Whatever benefit the Castro dictatorship thought it might enjoy when it allowed dissidents like Yoani Sanchez and Rosa Maria Paya to travel overseas remains a mystery -- especially considering the positive response they have received and the yet-to-be tested willingness of the regime to let them back into Cuba.
But it is hard to imagine that the dictatorship worked into its calculations the powerful message that the world travelers, especially Paya, have delivered to new audiences. They are more well known than ever before.
In Paya's case, in a few short weeks she has won international support for her call for an independent investigation of the deaths of her father Oswaldo Paya, head of the Christian Liberation Movement, and another activist, Harold Cepero, in a car crash last year in Cuba.
Only 24 years old, she already has proven herself a new leader in the struggle for Cuban freedom.
The latest to endorse her campaign was a bipartisan group of U.S. senators.
“Oswaldo Payá was a brave man trying to peacefully advocate for greater political freedom for his fellow Cuban brothers and sisters,” the senators said in a letter to the the Inter-American Commission on Human Rights of the Organization of American States. “It increasingly looks like he paid for that effort with his life. His memory and his family deserve an honest and independent accounting of what happened. We urge the Commission to undertake this investigation without delay.”
The only response the regime has had to Paya's message was a thuggish, and ultimately failed attempt to block her from addressing the United Nations Human Rights Council in Geneva.

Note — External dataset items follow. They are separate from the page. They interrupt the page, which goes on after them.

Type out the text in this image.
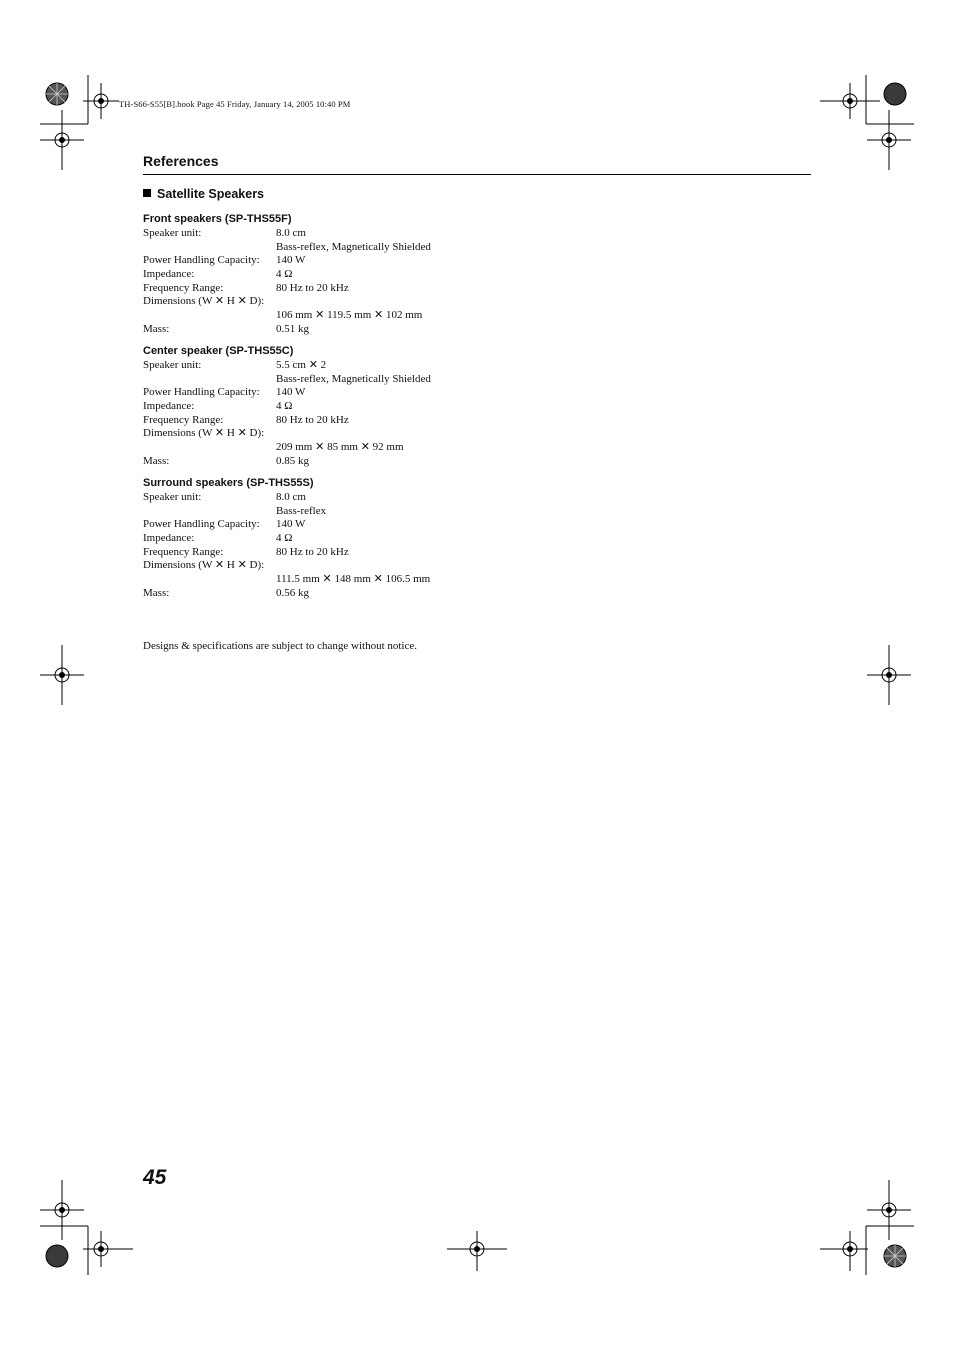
TH-S66-S55[B].book Page 45 Friday, January 14, 2005 10:40 PM
References
Satellite Speakers
Front speakers (SP-THS55F)
Speaker unit:	8.0 cm
Bass-reflex, Magnetically Shielded
Power Handling Capacity: 140 W
Impedance:	4 Ω
Frequency Range:	80 Hz to 20 kHz
Dimensions (W ✕ H ✕ D):
106 mm ✕ 119.5 mm ✕ 102 mm
Mass:	0.51 kg
Center speaker (SP-THS55C)
Speaker unit:	5.5 cm ✕ 2
Bass-reflex, Magnetically Shielded
Power Handling Capacity: 140 W
Impedance:	4 Ω
Frequency Range:	80 Hz to 20 kHz
Dimensions (W ✕ H ✕ D):
209 mm ✕ 85 mm ✕ 92 mm
Mass:	0.85 kg
Surround speakers (SP-THS55S)
Speaker unit:	8.0 cm
Bass-reflex
Power Handling Capacity: 140 W
Impedance:	4 Ω
Frequency Range:	80 Hz to 20 kHz
Dimensions (W ✕ H ✕ D):
111.5 mm ✕ 148 mm ✕ 106.5 mm
Mass:	0.56 kg
Designs & specifications are subject to change without notice.
45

Of course, it remains possible that the regime only let Paya and Sanchez and other dissidents leave Cuba so that it could keep them from returning, to starve the opposition of their example and their leadership.
But more likely is that the Castros never guessed that a young woman -- whether a blogger like a Sanchez or a daughter in mourning like Paya -- could expose the ugly truth about the regime, and that the world would believe them.